O ministro do Supremo Tribunal Federal (STF), Edson Fachin, liberou nesta quarta-feira (28) a denúncia contra o presidente da República, Michel Temer, que deve seguir para apreciação da Câmara dos Deputados. No documento, baseado na delação premiada do empresário Joesley Batista, da JBS, a Procuradoria-Geral da República (PGR) acusa o presidente de ter praticado corrupção passiva durante o mandato com “vontade livre e consciente”.
A decisão de Fachin solidifica o entendimento que a denúncia deve ser enfrentada em duas esferas: a política e a jurídica. “A Câmara dos Deputados realiza um juízo predominantemente político de admissibilidade da acusação”, explicou o ministro. Depois desta etapa, ao STF compete um “juízo técnico-jurídico”.
E é na esfera política que a denúncia elaborada pelo procurador-geral da República, Rodrigo Janot, enfrentará seu maior desafio: provar que as acusações são consistentes e não são, em sua maior parte, uma peça política, como acusam alguns críticos, inclusive Temer, que afirmou se tratar apenas de “ilações”.
Primeiro de três denúncias, o inquérito 4.483 traz poucos avanços no que já se sabia até então. Descreve com detalhes como foram os dias entre o início das conversas com representados da JBS até chegar à entrega da mala de dinheiro. Mas faz acusações diretas. “(Temer) recebeu para si, em razão de sua função, em comunhão de ações, unidades de desígnios e por intermédio de Rodrigo Rocha Loures, vantagem indevida de cerca R$ 500.000,00”.
Ao ler a denúncia de cerca de 60 páginas, não se pode confirmar a afirmação da PGR. Em nenhum momento as provas apresentadas demonstram cabalmente que o presidente pediu direta ou indiretamente benefícios ilícitos, como prevê o artigo 317 do Código Penal. Este provavelmente será um dos pontos a serem dissecados pelos deputados. A Lava Jato traz um histórico de denúncias com muito mais qualidade técnica do que a apresentada por Janot, que construiu a peça acusatória com pouco mais de dois meses, uma velocidade muito acima do normal para o órgão.

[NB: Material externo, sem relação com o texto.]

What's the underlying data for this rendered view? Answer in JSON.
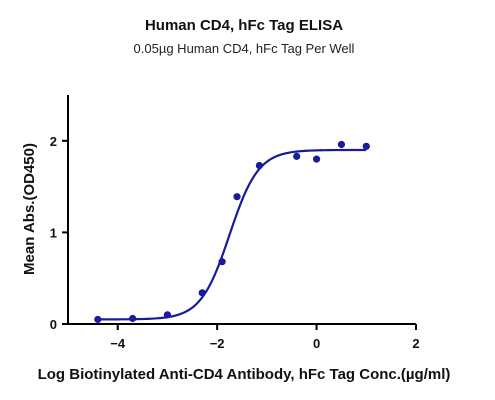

É importante lembrar que a ação coordenada pela PGR fez uso de ações de campo, grampos e escutas ambientais. Tinha como “parceiro” um dos maiores criminosos do Brasil, com grande tráfego no mundo político e que prometia entregar o presidente da República. Joesley Batista conseguiu gravar conversas pouco republicanas, indicou como funcionava o esquema e negociou uma delação com benefícios inéditos. Também revelou o nome de vários políticos envolvidos. Mesmo assim não conseguiu registrar nenhum diálogo em que o próprio Temer se comprometesse claramente com o pagamento de propina.
A interpretação que Janot dá aos fatos abre brechas para a crítica de que é uma acusação política. Fatos irrefutáveis deveriam se sobrepor a interpretações discutíveis, principalmente quando se está em jogo a figura da Presidência da República.
Mas, caro leitor, não interprete este texto como uma defesa a Temer. A melhor saída, como já detalhada anteriormente neste espaço, é a renúncia com o chamamento para eleições indiretas. Porém, aparentemente não parece ser uma possibilidade real neste momento. Uma denúncia com provas cabais ajudaria o país a superar mais rapidamente a crise política que assola há anos. O Brasil tem pressa para mudar a agenda. Precisa voltar a discutir urgentemente as reformas.
Quanto mais se arrastar a indefinição em torno do futuro de Michel Temer, mais demorada será a retomada do crescimento econômico e da confiança do investidor, e menor será a chance de aprovação da reforma da Previdência, que ainda está em tramitação na Câmara dos Deputados e já recebeu emendas que prejudicam sua eficácia e mantêm privilégios de uns poucos setores, enquanto cobram o sacrifício maior do trabalhador da iniciativa privada.
Um Temer enfraquecido e precisando barganhar apoio parlamentar não conseguirá avanços significativos, até porque estará mais preocupado em salvar a própria pele. E o Brasil, reforça-se, precisa das reformas.